Related Article: How to Prevent Bankruptcy in a New Venture

Filing for Bankruptcy is Not Free

Another common misconception is that filing for bankruptcy is free. It is not. The court charges a filing fee, and if you hire an attorney you will have to pay him or her as well.  If you are in dire straits, however, these costs can often be put on a payment plan.

If the cost of hiring an attorney is the only thing holding you back from filing for bankruptcy, you should know that it is possible to go through bankruptcy without the assistance of an attorney. Filing on your own, however, also known as filing pro se, is not recommended since the process is quite complex, and you can be barred from filing again if you mess up the first time.

The bankruptcy court has a great deal of information on its website designed to help you figure out how to proceed if you want to go it alone, but you should also consider getting a cost estimate from an attorney since you might be surprised at how affordable having an attorney guide you through the process can be. Most bankruptcy attorneys provide a free initial consultation during which you can discuss pricing.
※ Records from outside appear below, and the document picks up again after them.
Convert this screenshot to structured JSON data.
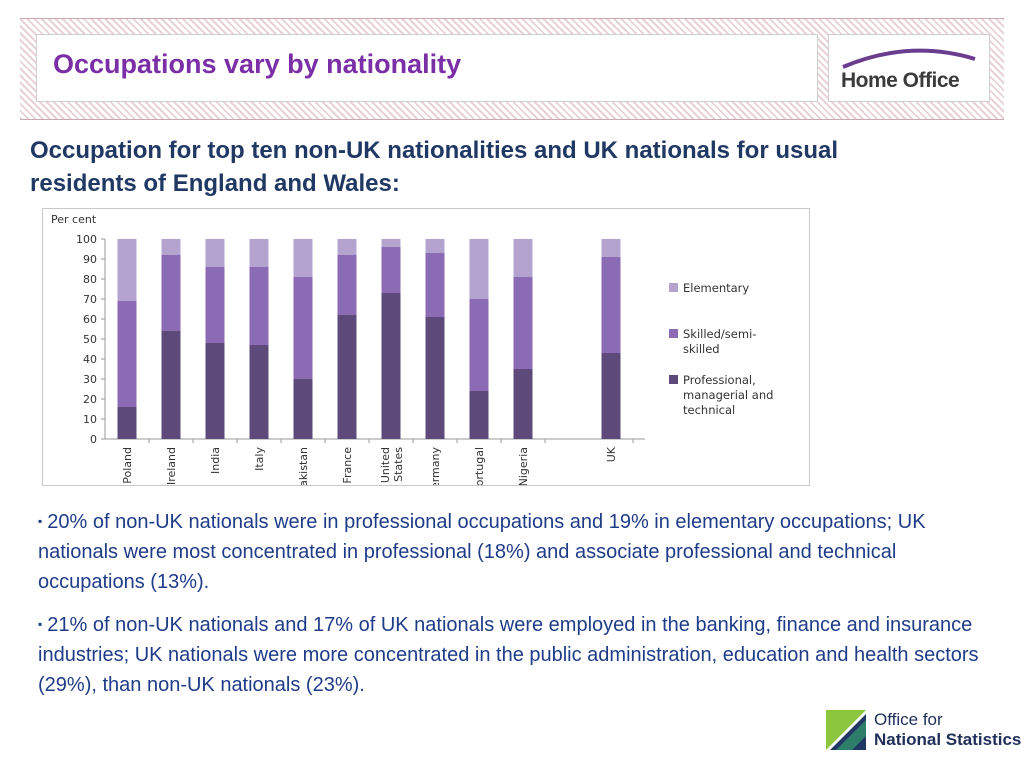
{
  "header": {
    "title": "Occupations vary by nationality",
    "logo_text": "Home Office"
  },
  "subtitle": "Occupation for top ten non-UK nationalities and UK nationals for usual residents of England and Wales:",
  "chart_data": {
    "type": "bar",
    "stacked": true,
    "ylabel": "Per cent",
    "ylim": [
      0,
      100
    ],
    "yticks": [
      0,
      10,
      20,
      30,
      40,
      50,
      60,
      70,
      80,
      90,
      100
    ],
    "categories": [
      "Poland",
      "Ireland",
      "India",
      "Italy",
      "Pakistan",
      "France",
      "United States",
      "Germany",
      "Portugal",
      "Nigeria",
      "UK"
    ],
    "category_labels": [
      [
        "Poland"
      ],
      [
        "Ireland"
      ],
      [
        "India"
      ],
      [
        "Italy"
      ],
      [
        "Pakistan"
      ],
      [
        "France"
      ],
      [
        "United",
        "States"
      ],
      [
        "Germany"
      ],
      [
        "Portugal"
      ],
      [
        "Nigeria"
      ],
      [
        "UK"
      ]
    ],
    "series": [
      {
        "name": "Professional, managerial and technical",
        "label_lines": [
          "Professional,",
          "managerial and",
          "technical"
        ],
        "color": "#5e4a7a",
        "values": [
          16,
          54,
          48,
          47,
          30,
          62,
          73,
          61,
          24,
          35,
          43
        ]
      },
      {
        "name": "Skilled/semi-skilled",
        "label_lines": [
          "Skilled/semi-",
          "skilled"
        ],
        "color": "#8c6bb5",
        "values": [
          53,
          38,
          38,
          39,
          51,
          30,
          23,
          32,
          46,
          46,
          48
        ]
      },
      {
        "name": "Elementary",
        "label_lines": [
          "Elementary"
        ],
        "color": "#b4a3cf",
        "values": [
          31,
          8,
          14,
          14,
          19,
          8,
          4,
          7,
          30,
          19,
          9
        ]
      }
    ],
    "legend_order": [
      2,
      1,
      0
    ],
    "legend_position": "right",
    "grid": false
  },
  "bullets": [
    "20% of non-UK nationals were in professional occupations and 19% in elementary occupations; UK nationals were most concentrated in professional (18%) and associate professional and technical occupations (13%).",
    "21% of non-UK nationals and 17% of UK nationals were employed in the banking, finance and insurance industries; UK nationals were more concentrated in the public administration, education and health sectors (29%), than non-UK nationals (23%)."
  ],
  "bullet_marker": "▪",
  "footer": {
    "ons_line1": "Office for",
    "ons_line2": "National Statistics"
  },
  "colors": {
    "title": "#7b2fa6",
    "subtitle": "#1f3864",
    "body_text": "#1f3c88",
    "home_office_arc": "#6b3d8f",
    "ons_green": "#8cc63f",
    "ons_blue": "#1f3864"
  }
}
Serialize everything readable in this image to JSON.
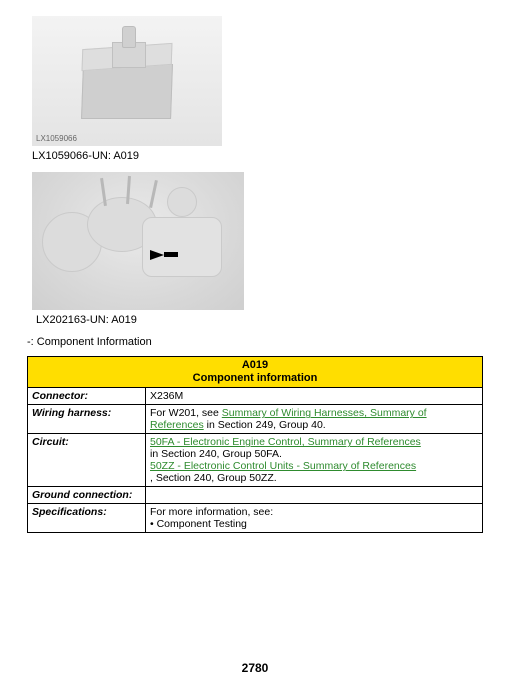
{
  "figure1": {
    "internal_label": "LX1059066",
    "caption": "LX1059066-UN: A019"
  },
  "figure2": {
    "caption": "LX202163-UN: A019"
  },
  "dash_text": "-: Component Information",
  "table": {
    "header_code": "A019",
    "header_title": "Component information",
    "rows": {
      "connector": {
        "label": "Connector:",
        "value": "X236M"
      },
      "wiring": {
        "label": "Wiring harness:",
        "prefix": "For W201, see ",
        "link1": "Summary of Wiring Harnesses, Summary of References",
        "suffix": "in Section 249, Group 40."
      },
      "circuit": {
        "label": "Circuit:",
        "link1": "50FA - Electronic Engine Control, Summary of References",
        "line1_suffix": "in Section 240, Group 50FA.",
        "link2": "50ZZ - Electronic Control Units - Summary of References",
        "line2_suffix": ", Section 240, Group 50ZZ."
      },
      "ground": {
        "label": "Ground connection:",
        "value": ""
      },
      "spec": {
        "label": "Specifications:",
        "line1": "For more information, see:",
        "line2": "• Component Testing"
      }
    }
  },
  "page_number": "2780",
  "colors": {
    "header_bg": "#ffde00",
    "link": "#2e8b2e",
    "border": "#000000",
    "page_bg": "#ffffff"
  }
}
Bankruptcy is Not One Size Fits All

A third common misconception about bankruptcy is that bankruptcy is a one size fits all operation. In reality, there are several different kinds of bankruptcy. Which type is appropriate for you depends on the type of debt you have and what your post-bankruptcy goals are. The most common types of bankruptcy, each named after the chapter of the law that created it, are Chapter 7 and Chapter 13 for individuals and Chapter 11 for businesses.

By using exemptions, which allow debtors to maintain possession of certain property during and after the bankruptcy, each of these types of bankruptcy can be further customized.
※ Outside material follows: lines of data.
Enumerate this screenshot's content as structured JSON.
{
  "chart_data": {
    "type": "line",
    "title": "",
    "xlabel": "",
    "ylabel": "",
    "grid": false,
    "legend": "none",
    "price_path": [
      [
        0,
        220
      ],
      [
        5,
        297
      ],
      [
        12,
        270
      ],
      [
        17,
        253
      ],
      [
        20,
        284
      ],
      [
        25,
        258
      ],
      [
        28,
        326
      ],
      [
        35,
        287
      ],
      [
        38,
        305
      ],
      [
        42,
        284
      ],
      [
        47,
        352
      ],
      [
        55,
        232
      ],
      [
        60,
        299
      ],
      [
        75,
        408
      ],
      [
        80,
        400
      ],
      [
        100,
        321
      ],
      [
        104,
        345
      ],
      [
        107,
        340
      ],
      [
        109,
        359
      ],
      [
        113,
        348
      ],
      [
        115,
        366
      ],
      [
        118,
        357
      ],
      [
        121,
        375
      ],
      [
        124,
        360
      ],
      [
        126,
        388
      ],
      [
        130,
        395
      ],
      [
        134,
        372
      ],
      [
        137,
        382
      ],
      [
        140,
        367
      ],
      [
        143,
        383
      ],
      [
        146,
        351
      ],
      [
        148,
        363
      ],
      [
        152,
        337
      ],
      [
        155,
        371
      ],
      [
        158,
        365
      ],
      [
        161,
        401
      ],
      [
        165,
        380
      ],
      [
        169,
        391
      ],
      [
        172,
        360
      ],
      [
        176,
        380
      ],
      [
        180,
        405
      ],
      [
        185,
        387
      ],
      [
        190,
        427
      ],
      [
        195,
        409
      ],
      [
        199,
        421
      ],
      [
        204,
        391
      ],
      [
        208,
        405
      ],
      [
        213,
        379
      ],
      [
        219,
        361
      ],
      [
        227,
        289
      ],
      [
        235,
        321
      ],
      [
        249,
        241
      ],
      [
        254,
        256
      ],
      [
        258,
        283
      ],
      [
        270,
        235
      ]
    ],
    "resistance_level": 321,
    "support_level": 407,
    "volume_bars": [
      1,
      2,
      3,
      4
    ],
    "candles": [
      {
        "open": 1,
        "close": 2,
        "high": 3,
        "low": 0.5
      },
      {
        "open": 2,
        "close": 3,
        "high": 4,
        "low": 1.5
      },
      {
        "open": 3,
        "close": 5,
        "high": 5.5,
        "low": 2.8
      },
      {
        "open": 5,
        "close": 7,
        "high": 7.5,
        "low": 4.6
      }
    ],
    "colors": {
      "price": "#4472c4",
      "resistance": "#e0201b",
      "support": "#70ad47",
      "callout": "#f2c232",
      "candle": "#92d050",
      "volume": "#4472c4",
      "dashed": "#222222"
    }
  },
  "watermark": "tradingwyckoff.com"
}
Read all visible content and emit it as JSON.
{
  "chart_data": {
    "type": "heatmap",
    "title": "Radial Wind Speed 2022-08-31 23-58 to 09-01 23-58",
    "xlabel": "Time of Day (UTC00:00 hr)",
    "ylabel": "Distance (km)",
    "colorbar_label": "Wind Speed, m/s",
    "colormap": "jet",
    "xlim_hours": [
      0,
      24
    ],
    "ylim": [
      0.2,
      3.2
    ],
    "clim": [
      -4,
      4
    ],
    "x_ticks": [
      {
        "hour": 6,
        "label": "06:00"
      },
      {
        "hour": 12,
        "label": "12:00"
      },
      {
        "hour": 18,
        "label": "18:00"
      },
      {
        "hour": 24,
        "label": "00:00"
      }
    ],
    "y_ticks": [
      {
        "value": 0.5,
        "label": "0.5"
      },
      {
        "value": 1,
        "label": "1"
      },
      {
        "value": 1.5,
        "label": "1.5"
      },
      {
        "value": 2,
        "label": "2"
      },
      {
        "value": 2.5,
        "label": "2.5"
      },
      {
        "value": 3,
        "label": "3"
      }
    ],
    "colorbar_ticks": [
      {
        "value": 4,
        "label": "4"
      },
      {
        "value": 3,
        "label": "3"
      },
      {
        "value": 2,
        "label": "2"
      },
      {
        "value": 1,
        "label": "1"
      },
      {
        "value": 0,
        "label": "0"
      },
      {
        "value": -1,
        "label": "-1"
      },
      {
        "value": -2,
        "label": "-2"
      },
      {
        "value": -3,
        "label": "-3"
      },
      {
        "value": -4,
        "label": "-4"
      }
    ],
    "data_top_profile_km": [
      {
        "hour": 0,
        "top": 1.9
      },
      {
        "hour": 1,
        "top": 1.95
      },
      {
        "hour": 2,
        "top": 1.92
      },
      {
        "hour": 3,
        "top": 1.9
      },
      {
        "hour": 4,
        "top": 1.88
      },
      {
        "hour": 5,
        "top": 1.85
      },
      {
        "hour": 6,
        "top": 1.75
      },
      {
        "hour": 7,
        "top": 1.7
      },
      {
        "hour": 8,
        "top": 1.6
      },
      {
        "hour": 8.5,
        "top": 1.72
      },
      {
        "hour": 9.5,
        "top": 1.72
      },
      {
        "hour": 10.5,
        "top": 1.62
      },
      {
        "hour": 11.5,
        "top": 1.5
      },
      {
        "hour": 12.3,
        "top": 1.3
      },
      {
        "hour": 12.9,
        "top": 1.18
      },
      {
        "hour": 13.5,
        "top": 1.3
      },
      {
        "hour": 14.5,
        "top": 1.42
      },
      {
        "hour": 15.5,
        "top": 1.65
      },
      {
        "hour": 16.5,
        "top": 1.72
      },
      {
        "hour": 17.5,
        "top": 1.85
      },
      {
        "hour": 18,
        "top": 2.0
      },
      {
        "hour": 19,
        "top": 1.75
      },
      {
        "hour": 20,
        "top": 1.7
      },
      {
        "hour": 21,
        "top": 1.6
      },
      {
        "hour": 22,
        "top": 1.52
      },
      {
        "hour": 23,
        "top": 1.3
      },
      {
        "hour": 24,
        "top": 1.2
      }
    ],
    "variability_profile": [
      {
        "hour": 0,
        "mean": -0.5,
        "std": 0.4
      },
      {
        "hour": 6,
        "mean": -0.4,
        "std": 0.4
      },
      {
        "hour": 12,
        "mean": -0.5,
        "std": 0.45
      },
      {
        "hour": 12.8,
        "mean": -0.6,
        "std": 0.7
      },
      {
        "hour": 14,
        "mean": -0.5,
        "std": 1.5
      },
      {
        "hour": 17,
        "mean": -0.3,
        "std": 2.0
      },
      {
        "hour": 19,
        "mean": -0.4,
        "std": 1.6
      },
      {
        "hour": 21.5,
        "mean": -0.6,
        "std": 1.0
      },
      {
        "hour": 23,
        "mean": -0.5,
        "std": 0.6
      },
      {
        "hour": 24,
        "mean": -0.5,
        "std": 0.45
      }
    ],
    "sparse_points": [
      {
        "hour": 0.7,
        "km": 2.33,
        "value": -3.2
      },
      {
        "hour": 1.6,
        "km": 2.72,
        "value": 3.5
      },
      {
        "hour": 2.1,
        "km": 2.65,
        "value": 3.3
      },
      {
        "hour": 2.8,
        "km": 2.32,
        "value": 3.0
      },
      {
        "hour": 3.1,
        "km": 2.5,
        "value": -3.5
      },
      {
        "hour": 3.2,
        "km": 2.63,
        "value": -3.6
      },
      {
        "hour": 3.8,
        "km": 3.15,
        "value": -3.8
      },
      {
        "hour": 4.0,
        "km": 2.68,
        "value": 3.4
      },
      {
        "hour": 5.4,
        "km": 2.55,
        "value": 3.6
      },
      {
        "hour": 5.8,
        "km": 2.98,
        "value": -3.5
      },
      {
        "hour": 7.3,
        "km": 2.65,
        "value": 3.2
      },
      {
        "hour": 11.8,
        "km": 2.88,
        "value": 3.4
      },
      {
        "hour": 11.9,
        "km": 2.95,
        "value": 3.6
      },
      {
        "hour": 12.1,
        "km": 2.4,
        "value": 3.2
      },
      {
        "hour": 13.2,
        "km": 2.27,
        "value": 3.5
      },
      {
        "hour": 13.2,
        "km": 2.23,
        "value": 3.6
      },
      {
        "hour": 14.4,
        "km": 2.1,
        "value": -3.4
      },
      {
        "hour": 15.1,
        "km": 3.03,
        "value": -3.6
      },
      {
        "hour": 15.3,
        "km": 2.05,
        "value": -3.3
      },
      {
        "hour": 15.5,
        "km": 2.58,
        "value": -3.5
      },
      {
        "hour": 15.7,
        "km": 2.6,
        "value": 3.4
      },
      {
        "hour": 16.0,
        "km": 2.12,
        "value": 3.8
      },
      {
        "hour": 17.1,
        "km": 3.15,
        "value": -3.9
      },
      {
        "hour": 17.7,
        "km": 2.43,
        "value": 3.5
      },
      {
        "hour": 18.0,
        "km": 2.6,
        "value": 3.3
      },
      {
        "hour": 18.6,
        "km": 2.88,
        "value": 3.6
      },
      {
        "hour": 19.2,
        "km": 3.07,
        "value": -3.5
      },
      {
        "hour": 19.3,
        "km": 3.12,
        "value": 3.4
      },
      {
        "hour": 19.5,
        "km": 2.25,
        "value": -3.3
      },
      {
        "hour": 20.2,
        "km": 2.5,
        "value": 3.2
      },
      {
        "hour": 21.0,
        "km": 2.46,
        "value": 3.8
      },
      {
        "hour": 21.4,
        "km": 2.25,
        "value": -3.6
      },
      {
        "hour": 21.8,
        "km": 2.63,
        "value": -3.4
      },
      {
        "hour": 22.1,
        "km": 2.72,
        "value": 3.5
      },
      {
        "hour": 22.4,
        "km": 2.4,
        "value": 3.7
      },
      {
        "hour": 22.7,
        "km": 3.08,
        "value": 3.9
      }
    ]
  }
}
For example, a family filing Chapter 7 bankruptcy may choose to keep their current home, one of their cars, and the diamond ring inherited when grandma passed away. This helps ensure that at the end of the bankruptcy process the debtor is in a much better place financially and emotionally than he or she would be if he or she was forced to sell literally all of his or her possessions.

Potential filers should also look into what other options are available to them since there is a growing flexibility in the financial system due to the sheer number of people facing financial difficulties. Renegotiation, consolidation, and payment plans are increasingly available in circumstances where only a few years ago they would not have been an option.

A Clean Slate, But With Strings Attached

Although a useful tool for many, bankruptcy can, for some people, become a burden, dragging them down for years to come.

Many people do not realize that filing for bankruptcy significantly impacts the filer’s credit score. It may be difficult to obtain a loan or even a credit card for a few years after filing bankruptcy. A low credit score can also limit a filer’s employment options since some businesses require their employees to have certain credit score and a clean financial background.

In addition, filing prematurely can prevent you from filing when it becomes absolutely necessary. Debtors can only file for Chapter 7 bankruptcy once every eight years. While debtors can file for Chapter 13 bankruptcy more frequently, the ability to discharge debts is often reduced each time a debtor files.

Think Before You File

Filing bankruptcy is not something that should be done lightly. It is a serious decision that has significant consequences. Nobody should file without first becoming informed about all that the process entails and about what its long-term impact will be.